Special Features: 2.5/5
This Is Rules Don’t Apply (21:30, HD): producer-director Warren Beatty, director of photography Caleb Deschanel, production designer Jeannine Oppewall, costume designer Albert Wolsky, and actors Lily Collins, Alden Ehrenreich, Annette Bening, and Matthew Broderick discuss their contributions to the production and have generous words of praise for the other participants.
“The Rules Don’t Apply” Music Video (2:19, HD): Lily Collins performs the song she sings in the movie against a montage of clips from the film.
Picture Gallery (HD): thirty-eight color images which may be advanced manually or automatically.
Theatrical Trailer (2:26, HD)
Promo Trailers (HD): Hidden Figures, Papa Hemingway in Cuba.
DVD/Digital Copy: disc and code sheet enclosed in the case.
Overall: 2.5/5
Reference quality video and audio can’t really make up for the tepid and uninvolving storytelling going on in Warren Beatty’s Rules Don’t Apply.

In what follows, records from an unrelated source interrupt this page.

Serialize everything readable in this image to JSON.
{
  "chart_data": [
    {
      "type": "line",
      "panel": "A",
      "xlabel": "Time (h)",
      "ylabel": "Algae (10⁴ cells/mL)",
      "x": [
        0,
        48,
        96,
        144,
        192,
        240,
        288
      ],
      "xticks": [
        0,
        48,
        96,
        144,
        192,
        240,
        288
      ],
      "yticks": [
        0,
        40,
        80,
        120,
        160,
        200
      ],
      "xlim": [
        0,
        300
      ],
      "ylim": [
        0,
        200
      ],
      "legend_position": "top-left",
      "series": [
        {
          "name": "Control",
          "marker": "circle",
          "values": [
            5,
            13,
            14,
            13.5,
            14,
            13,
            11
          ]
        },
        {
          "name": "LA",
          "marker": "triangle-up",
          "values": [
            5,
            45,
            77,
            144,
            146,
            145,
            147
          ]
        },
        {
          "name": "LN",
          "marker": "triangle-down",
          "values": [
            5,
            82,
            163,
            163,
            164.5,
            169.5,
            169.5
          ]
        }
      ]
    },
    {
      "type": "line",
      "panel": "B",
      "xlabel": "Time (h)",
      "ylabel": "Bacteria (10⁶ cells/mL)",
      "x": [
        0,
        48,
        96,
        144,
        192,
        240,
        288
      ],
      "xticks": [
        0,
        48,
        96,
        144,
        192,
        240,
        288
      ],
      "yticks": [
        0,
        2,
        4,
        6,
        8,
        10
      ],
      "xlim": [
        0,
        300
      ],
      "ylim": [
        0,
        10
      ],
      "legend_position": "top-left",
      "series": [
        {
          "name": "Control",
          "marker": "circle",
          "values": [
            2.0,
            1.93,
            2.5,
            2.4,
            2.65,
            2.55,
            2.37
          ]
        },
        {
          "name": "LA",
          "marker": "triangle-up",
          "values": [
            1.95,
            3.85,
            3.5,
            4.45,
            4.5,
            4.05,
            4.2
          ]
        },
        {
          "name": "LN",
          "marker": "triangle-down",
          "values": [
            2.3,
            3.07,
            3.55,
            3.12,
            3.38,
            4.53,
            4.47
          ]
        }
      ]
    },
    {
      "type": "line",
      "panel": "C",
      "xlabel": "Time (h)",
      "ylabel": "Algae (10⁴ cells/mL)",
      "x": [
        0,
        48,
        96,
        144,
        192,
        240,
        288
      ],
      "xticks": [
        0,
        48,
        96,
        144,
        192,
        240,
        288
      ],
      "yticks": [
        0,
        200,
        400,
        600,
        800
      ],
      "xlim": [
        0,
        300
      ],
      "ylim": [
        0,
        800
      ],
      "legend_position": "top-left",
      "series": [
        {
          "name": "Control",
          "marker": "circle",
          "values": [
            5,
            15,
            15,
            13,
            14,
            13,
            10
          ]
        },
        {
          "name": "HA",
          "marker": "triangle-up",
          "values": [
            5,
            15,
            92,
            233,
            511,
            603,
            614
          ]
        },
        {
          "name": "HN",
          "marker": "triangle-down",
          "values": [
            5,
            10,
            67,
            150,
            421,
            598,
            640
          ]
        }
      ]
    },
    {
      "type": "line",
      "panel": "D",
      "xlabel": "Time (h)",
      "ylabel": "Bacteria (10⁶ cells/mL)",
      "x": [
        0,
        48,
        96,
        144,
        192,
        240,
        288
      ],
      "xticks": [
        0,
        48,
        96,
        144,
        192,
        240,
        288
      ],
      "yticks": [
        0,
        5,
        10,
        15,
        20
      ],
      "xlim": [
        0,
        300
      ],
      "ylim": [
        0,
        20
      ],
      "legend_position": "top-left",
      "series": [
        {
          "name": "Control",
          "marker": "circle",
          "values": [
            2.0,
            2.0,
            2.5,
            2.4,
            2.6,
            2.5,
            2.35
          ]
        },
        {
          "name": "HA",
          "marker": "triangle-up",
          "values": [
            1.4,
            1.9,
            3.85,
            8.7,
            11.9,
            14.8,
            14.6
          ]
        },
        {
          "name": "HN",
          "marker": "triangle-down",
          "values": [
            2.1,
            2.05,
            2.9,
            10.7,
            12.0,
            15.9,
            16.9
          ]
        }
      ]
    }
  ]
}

It’s a beautiful looking and sounding film, and those curious about Howard Hughes may find some interest in the events as they unfold even if they are years removed from the times in which many of them likely occurred.
Matt has been reviewing films and television professionally since 1974 and has been a member of Home Theater Forum’s reviewing staff since 2007, his reviews now numbering close to three thousand. During those years, he has also been a junior and senior high school English teacher earning numerous entries into Who’s Who Among America’s Educators and spent many years treading the community theater boards as an actor in everything from Agatha Christie mysteries to Stephen Sondheim musicals.